The deportation of Eric Wright by the Australian administration on the very cusp of independence, purportedly for organising a guerrilla force to fight for Papuan autonomy, didn’t help either.
That shouldn’t detract from her achievements, however; the world and PNG needs people like her. She was, at the time, the perfect counterfoil to the deeply conservative politics of the emerging PNG.
And, of course, the aims of Papua Besena are not dead by any means. There are many Papuan people who still think Papua would be better off separated from New Guinea. Its new wealth from hydrocarbon discoveries might even make that viable. Josephine came back in 1997, I wonder if she can do it again?
The book is largely peopled by characters that are claimed to be fictitious. I suspect this is one of those necessities that writers dealing with recent events in PNG are wont to adopt.
I think you can safely assume that, apart from the names, they probably represent real people. It is hard to believe, for instance, that the father of her first child, conceived overnight in a refuge village after their Land Cruiser became bogged on the flooded Rigo Road, would not be able to recognise himself.
Josephine recorded many ‘firsts’ in her lifetime. She is dismissive of many of them, however, because she sees them as such simple things; being the first Papuan girl to graduate from high school, for instance, was no big deal to her.
One of those ‘firsts’, inherently obvious but not explicitly described in the book, was her emergence as one of the earliest of that new breed of Papua New Guineans existing successfully in the wider world beyond the village. In this respect she joins historical figures like Michael Somare.

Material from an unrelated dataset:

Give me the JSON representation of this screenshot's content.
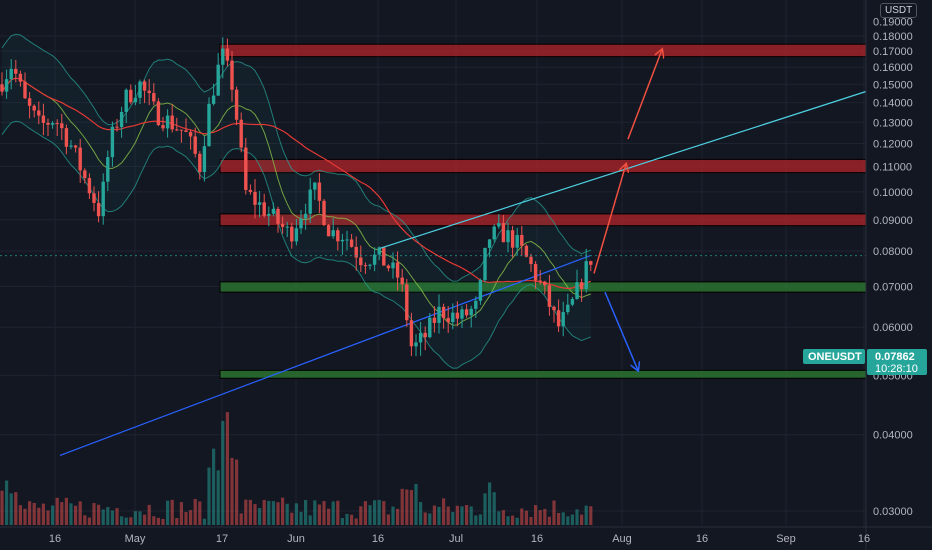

These sorts of people are too numerous to count nowadays and they are the hope for PNG’s future, but in the 1960s they were few and far between. In this sense, and particularly because she is a woman, she was a true pioneer.
Josephine maintained that she never took any bribes and remained true to her ideals – although she did become Dame Josephine Abaijah; I’m not sure if that counts but it must mean something, perhaps a mellowing of sorts.
Josephine’s parents had 13 children before her mother’s fallopian tubes were tied, involuntarily as Josephine would have it. They then adopted four more children.
She estimated that her parents would eventually have between 50 and 100 grandchildren; the beginnings of a veritable Abaijah tribe. If they all carry even a hint of Josephine’s acerbic take on life they will, very soon, be a force to be reckoned with indeed.